Keine Kredite für Rentner? So klappt es doch!

Jahrzehnte lang war es für Sie kein Problem an Kredite zu kommen, doch im Alter stellt sich Ihre Bank plötzlich quer? Warum es so selten Kredite für Rentner gibt und wie Sie es doch schaffen.

Kredite für Rentner
Schon wieder kein Geld? Kredite sind für Rentner nicht einfach zu bekommen.
Marketingexperten sprechen der Generation 60+ eine extreme Kaufkraft zu, allerdings wirkt sich diese Prognose nicht unbedingt auf das Bankgeschäft aus. Die sogenannten Silver Ager sind bei Finanzunternehmen nicht sonderlich gefragt, besonders wenn es um Kredite geht.

Zu hoch ist das Todesfallrisiko, so das Argument der meisten Banken bei der Ablehnung eines Darlehens für Rentner. Diese Einstellung herrscht allerdings nicht bei allen Institutionen vor. Einige Kreditinstitute spezialisieren sich sogar inzwischen auf die Darlehensvergabe an Senioren und bieten maßgeschneiderte Rentnerkredite an. Das hat vor allem einen finanziellen Grund, denn Senioren haben im Schnitt nicht nur viel Geld, sondern kommen ihren Zahlungsverpflichtungen im Regelfall gewissenhaft nach.

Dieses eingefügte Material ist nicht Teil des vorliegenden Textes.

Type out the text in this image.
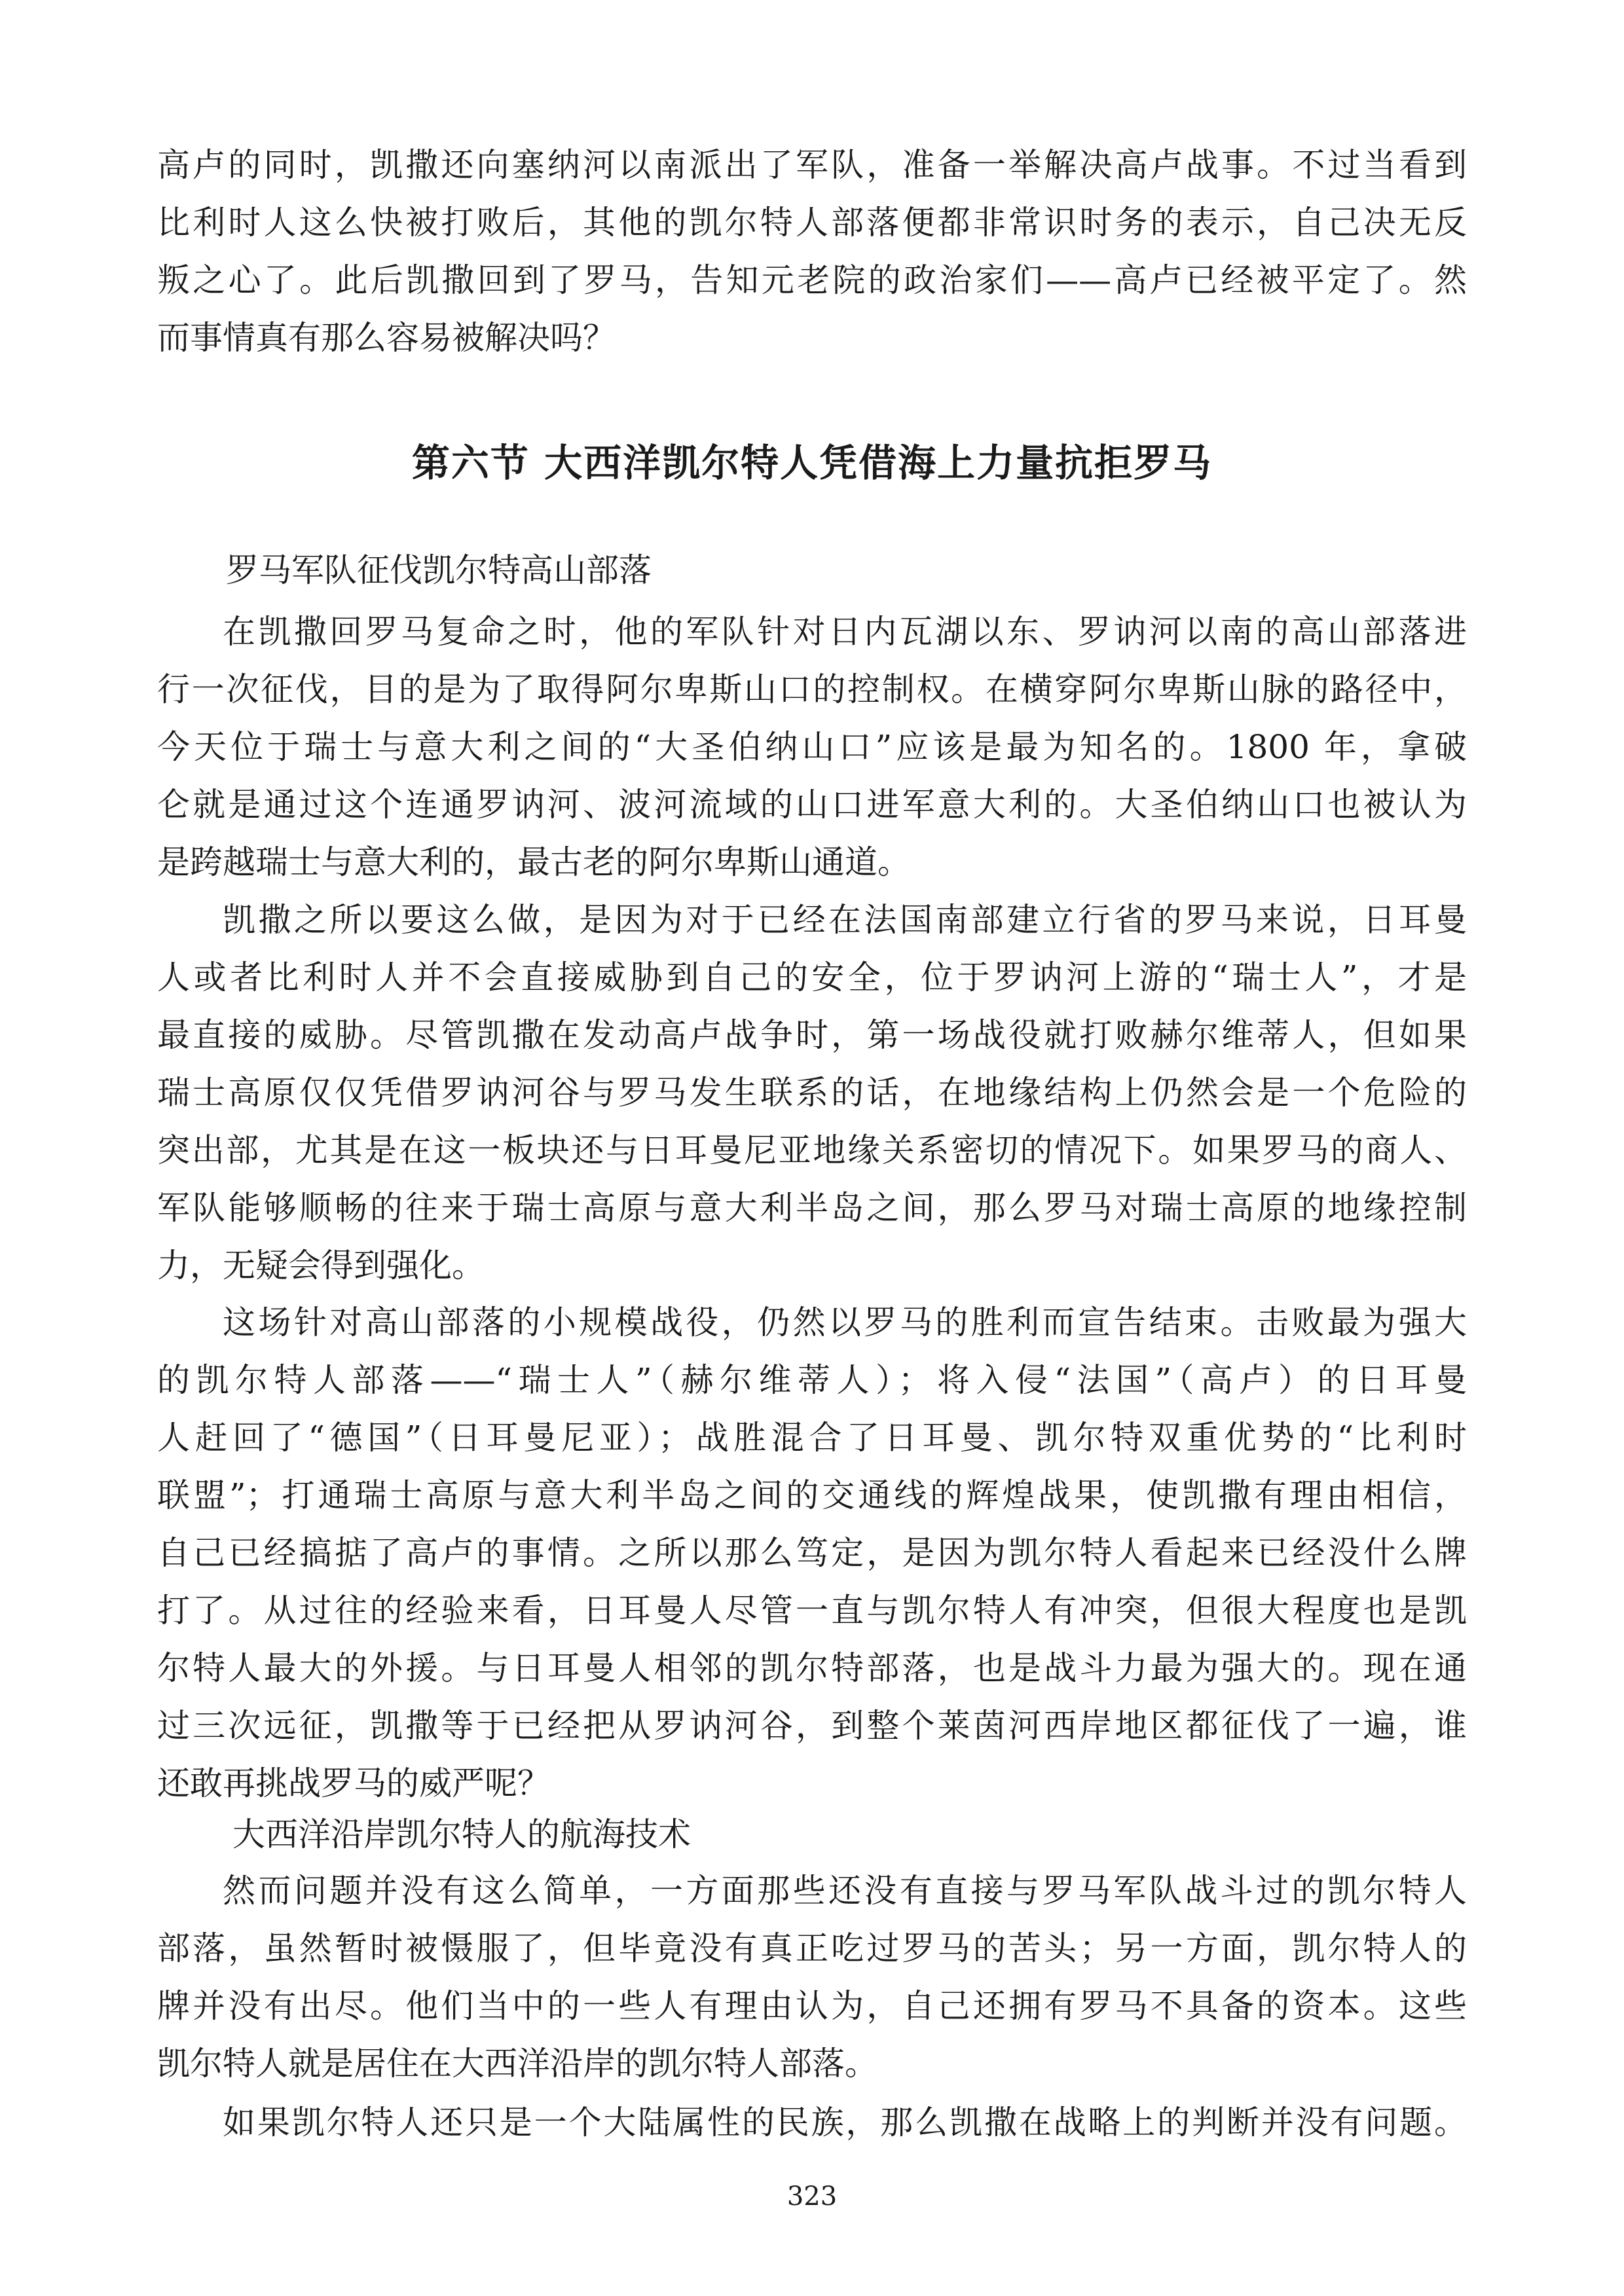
高卢的同时，凯撒还向塞纳河以南派出了军队，准备一举解决高卢战事。不过当看到
比利时人这么快被打败后，其他的凯尔特人部落便都非常识时务的表示，自己决无反
叛之心了。此后凯撒回到了罗马，告知元老院的政治家们——高卢已经被平定了。然
而事情真有那么容易被解决吗？
第六节 大西洋凯尔特人凭借海上力量抗拒罗马
罗马军队征伐凯尔特高山部落
在凯撒回罗马复命之时，他的军队针对日内瓦湖以东、罗讷河以南的高山部落进
行一次征伐，目的是为了取得阿尔卑斯山口的控制权。在横穿阿尔卑斯山脉的路径中，
今天位于瑞士与意大利之间的“大圣伯纳山口”应该是最为知名的。1800 年，拿破
仑就是通过这个连通罗讷河、波河流域的山口进军意大利的。大圣伯纳山口也被认为
是跨越瑞士与意大利的，最古老的阿尔卑斯山通道。
凯撒之所以要这么做，是因为对于已经在法国南部建立行省的罗马来说，日耳曼
人或者比利时人并不会直接威胁到自己的安全，位于罗讷河上游的“瑞士人”，才是
最直接的威胁。尽管凯撒在发动高卢战争时，第一场战役就打败赫尔维蒂人，但如果
瑞士高原仅仅凭借罗讷河谷与罗马发生联系的话，在地缘结构上仍然会是一个危险的
突出部，尤其是在这一板块还与日耳曼尼亚地缘关系密切的情况下。如果罗马的商人、
军队能够顺畅的往来于瑞士高原与意大利半岛之间，那么罗马对瑞士高原的地缘控制
力，无疑会得到强化。
这场针对高山部落的小规模战役，仍然以罗马的胜利而宣告结束。击败最为强大
的凯尔特人部落——“瑞士人”（赫尔维蒂人）；将入侵“法国”（高卢）的日耳曼
人赶回了“德国”（日耳曼尼亚）；战胜混合了日耳曼、凯尔特双重优势的“比利时
联盟”；打通瑞士高原与意大利半岛之间的交通线的辉煌战果，使凯撒有理由相信，
自己已经搞掂了高卢的事情。之所以那么笃定，是因为凯尔特人看起来已经没什么牌
打了。从过往的经验来看，日耳曼人尽管一直与凯尔特人有冲突，但很大程度也是凯
尔特人最大的外援。与日耳曼人相邻的凯尔特部落，也是战斗力最为强大的。现在通
过三次远征，凯撒等于已经把从罗讷河谷，到整个莱茵河西岸地区都征伐了一遍，谁
还敢再挑战罗马的威严呢？
大西洋沿岸凯尔特人的航海技术
然而问题并没有这么简单，一方面那些还没有直接与罗马军队战斗过的凯尔特人
部落，虽然暂时被慑服了，但毕竟没有真正吃过罗马的苦头；另一方面，凯尔特人的
牌并没有出尽。他们当中的一些人有理由认为，自己还拥有罗马不具备的资本。这些
凯尔特人就是居住在大西洋沿岸的凯尔特人部落。
如果凯尔特人还只是一个大陆属性的民族，那么凯撒在战略上的判断并没有问题。
323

Die Risikobewertung entscheidet

Wenn eine Bank Kredite für Rentner anbietet, ist das keinesfalls mit einem Darlehen gleichzusetzen, das zum Beispiel eine junge Familie bekommt. So sind Immobilienfinanzierungen fast ausgeschlossen, da sie meist über einen längeren Zeitraum laufen. Laufzeiten bis zu 30 Monaten und geringe Summen sind hingegen kein Problem. Leider gibt es keine klaren Richtlinien, an denen sich der Kreditnehmer orientieren kann. Bei einigen Banken darf der Darlehensnehmer nicht älter als 70 Jahre sein. Andere Kreditinstitute machen bereits bei 60 oder 65 Jahren Schluss. Grundsätzlich ist es förderlich, wenn man hervorragende Vermögensverhältnisse vorweisen kann, sodass die Tilgung der Schulden garantiert wird. In manchen Fällen kann man aber auch einen Kredit trotz niedrigem Einkommen erhalten – es kommt jeweils auf die Bank an.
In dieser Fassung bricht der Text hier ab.